27 novembre 1997 |
par Louis O'Neill, professeur à la Faculté de théologie et de sciences religieuses
Un symbole transmet un message. Ainsi en est-il des drapeaux. Le fait d'arborer tel ou tel drapeau n'est pas une banalité. Le drapeau annonce une appartenance, exprime une liberté, parfois révèle une sujétion.
Quand il fut question, il y a quelque trente ans, de supplanter l'Union Jack et le Red Ensign, les dévots de l'Empire britannique protestèrent avec véhémence. Leur appartenance était anglaise, non canadienne. Ils se résignèrent néanmoins à accepter l'unifolié quand ils comprirent qu'il y avait là une formule de remplacement devenue souhaitable face à la montée du courant nationaliste au Québec. Deux nationalismes, deux drapeaux.
De nos jours, l'unifolié symbolise pour les uns l'unité canadienne, pour d'autres l'indication d'un lieu d'exercice d'une compétence fédérale, pour plusieurs la prépotence du pouvoir fédéral sur l'ensemble de l'espace canadien et sur les provinces, particulièrement le Québec.

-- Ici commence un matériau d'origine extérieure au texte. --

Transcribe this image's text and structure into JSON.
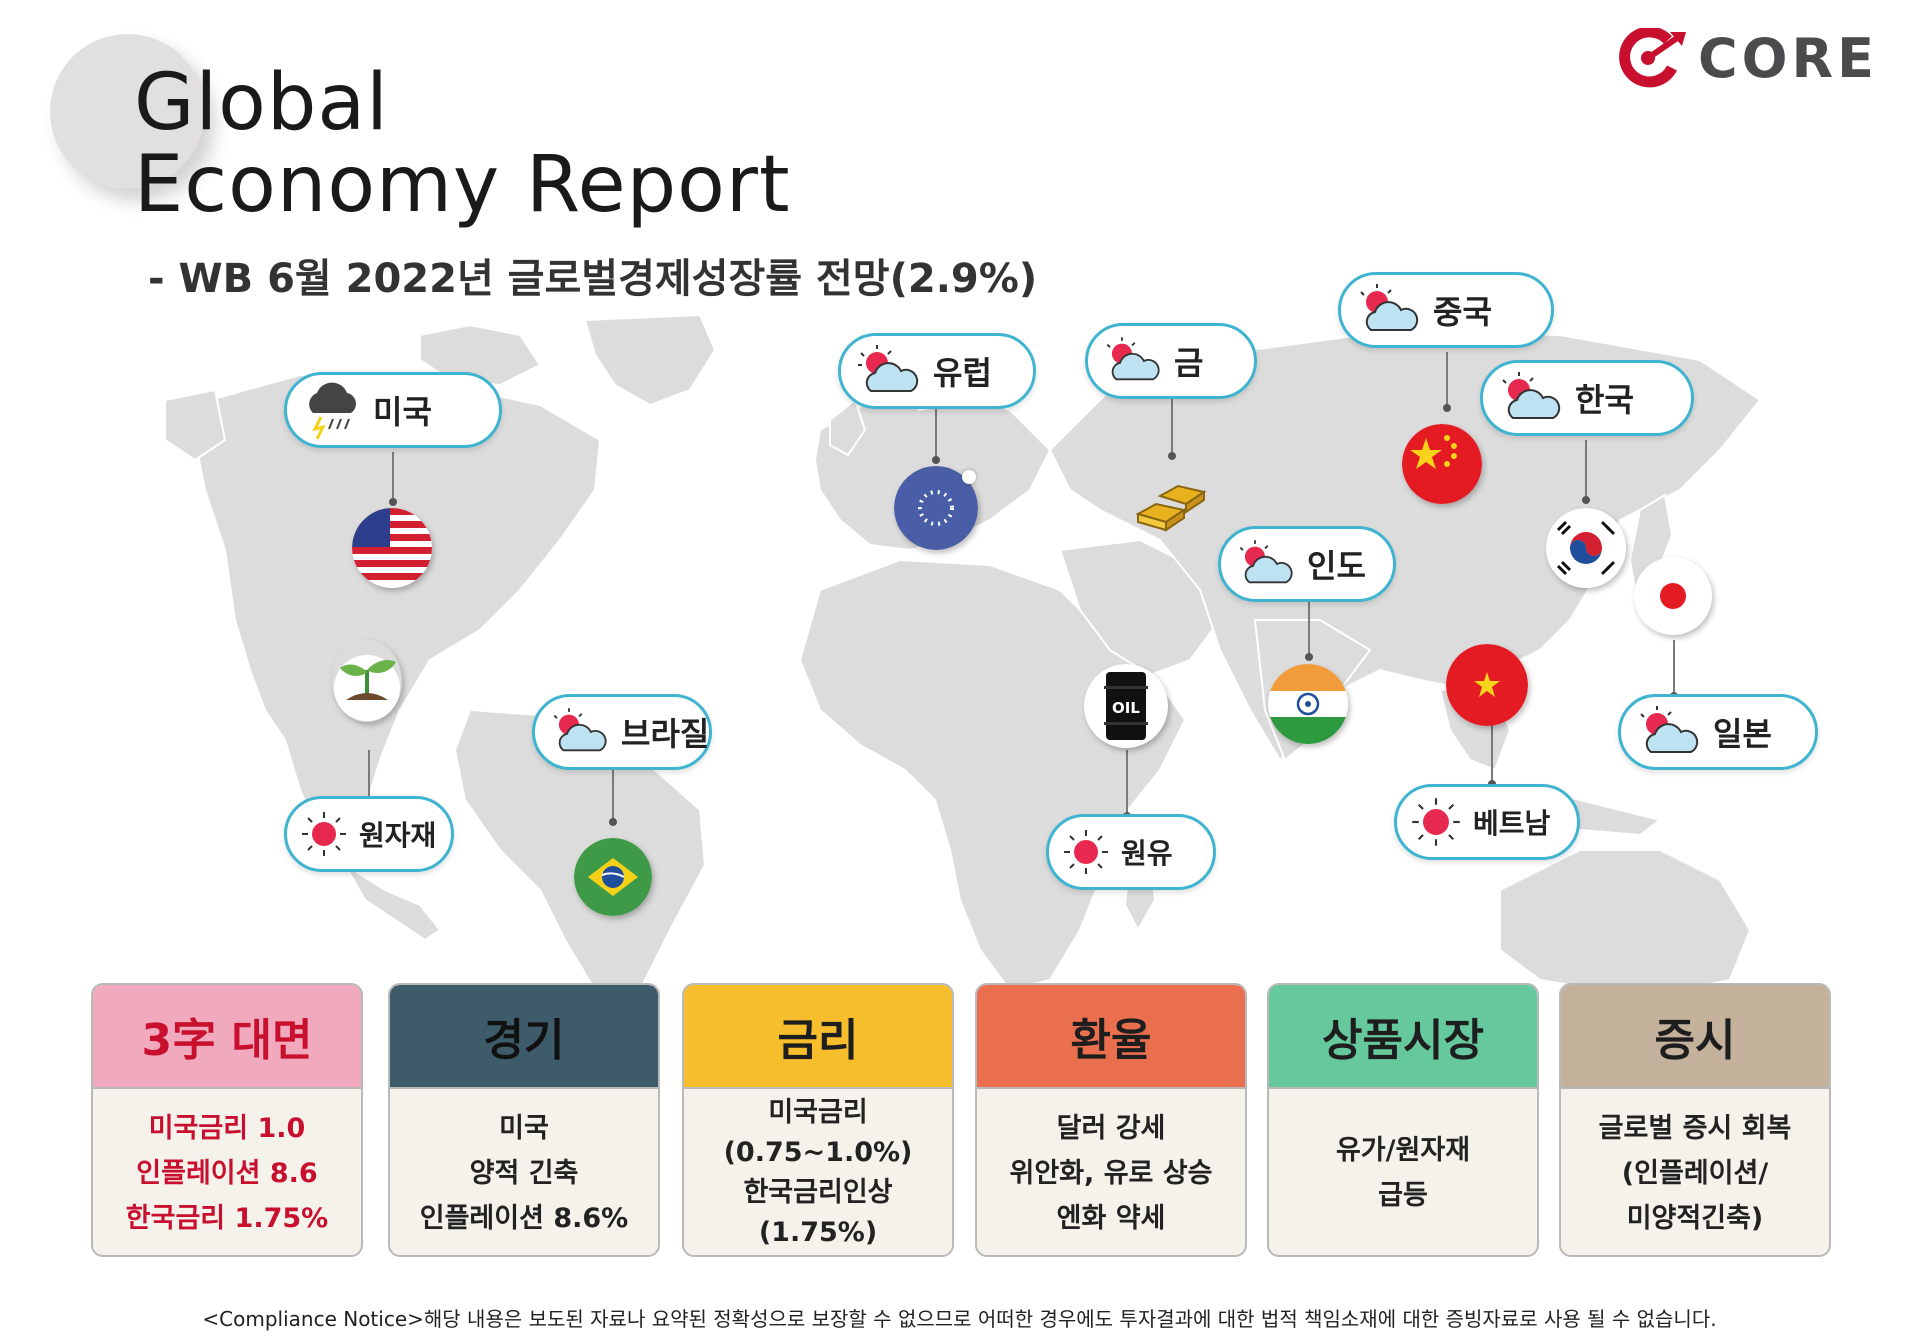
{
  "header": {
    "title_line1": "Global",
    "title_line2": "Economy Report",
    "subtitle": "- WB 6월 2022년 글로벌경제성장률 전망(2.9%)"
  },
  "logo": {
    "text": "CORE",
    "color": "#c8102e"
  },
  "map_labels": {
    "usa": "미국",
    "europe": "유럽",
    "gold": "금",
    "china": "중국",
    "korea": "한국",
    "india": "인도",
    "brazil": "브라질",
    "commodities": "원자재",
    "oil": "원유",
    "vietnam": "베트남",
    "japan": "일본"
  },
  "icons": {
    "oil_text": "OIL",
    "weather_storm": "storm-cloud-icon",
    "weather_partly": "partly-cloudy-icon",
    "weather_sunny": "sun-icon"
  },
  "cards": [
    {
      "title": "3字 대면",
      "lines": [
        "미국금리 1.0",
        "인플레이션 8.6",
        "한국금리 1.75%"
      ],
      "color": "#f0a9bd"
    },
    {
      "title": "경기",
      "lines": [
        "미국",
        "양적 긴축",
        "인플레이션 8.6%"
      ],
      "color": "#3e5b69"
    },
    {
      "title": "금리",
      "lines": [
        "미국금리",
        "(0.75~1.0%)",
        "한국금리인상",
        "(1.75%)"
      ],
      "color": "#f6be2d"
    },
    {
      "title": "환율",
      "lines": [
        "달러 강세",
        "위안화, 유로 상승",
        "엔화 약세"
      ],
      "color": "#e96f4f"
    },
    {
      "title": "상품시장",
      "lines": [
        "유가/원자재",
        "급등"
      ],
      "color": "#66c99e"
    },
    {
      "title": "증시",
      "lines": [
        "글로벌 증시 회복",
        "(인플레이션/",
        "미양적긴축)"
      ],
      "color": "#c3b19b"
    }
  ],
  "footer": {
    "notice": "<Compliance Notice>해당 내용은 보도된 자료나 요약된 정확성으로 보장할 수 없으므로 어떠한 경우에도 투자결과에 대한 법적 책임소재에 대한 증빙자료로 사용 될 수 없습니다."
  }
}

Depuis la mise en oeuvre du plan B, l'unifolié est devenu le signe de ralliement des forces fédéralistes contre l'indépendance du Québec. Dans ce contexte, la présence de l'unifolié sur un édifice ou un établissement relevant de la compétence québécoise revêt une signification politique. Comme s'il n'existait pas d'institution vraiment de compétence québécoise, telle une ville, une université, un hôpital, des écoles. On veut ainsi signifier que le pouvoir fédéral est partout chez lui dans l'espace pancanadien. Fédéralisme dominateur que Robert Bourassa, homme de concession et de bonne entente s'il en fut, a pourtant dénoncé.
Pour légitimer leur envie secrète de céder face à la manoeuvre du plan B visant à imposer la présence de l'unifolié devant l'Hôtel de ville de Québec, des démissionnaires virtuels invoquent le devoir de courtoisie. Mais ils oublient que la courtoisie doit s'exprimer dans les deux sens. Ils devraient donc exiger que le fleurdelisé flotte sur la Citadelle, les Plaines d'Abraham, la base militaire de Valcartier, les bureaux de poste. Les stratèges du plan B sont-ils disposés à faire preuve d'une telle courtoisie?
Au fait, avant la courtoisie se pose une question d'identité et d'honneur. Il est normal que le peuple québécois exprime son identité et sa fierté en arborant un emblème spécifique, distinct. S'obliger à arborer en plus un drapeau porteur d'un message contraire, c'est se reconnaître un statut colonial.
Méprisable, une querelle de drapeaux? Pas aux yeux des fédéralistes qui nient l'identité québécoise et favorisent l'hégémonie pancanadienne. Pourquoi cela deviendrait-il méprisable quand des Québécois qui aspirent à devenir maîtres chez eux interviennent dans le débat?
Vaine querelle, laissent entendre des citoyens tentés de mettre en veilleuse leur identité et leur fierté. Ces gens font problème. Car il y a aussi triste qu'un drapeau étranger qu'on voudrait imposer: c'est la mise en veilleuse de sa fierté.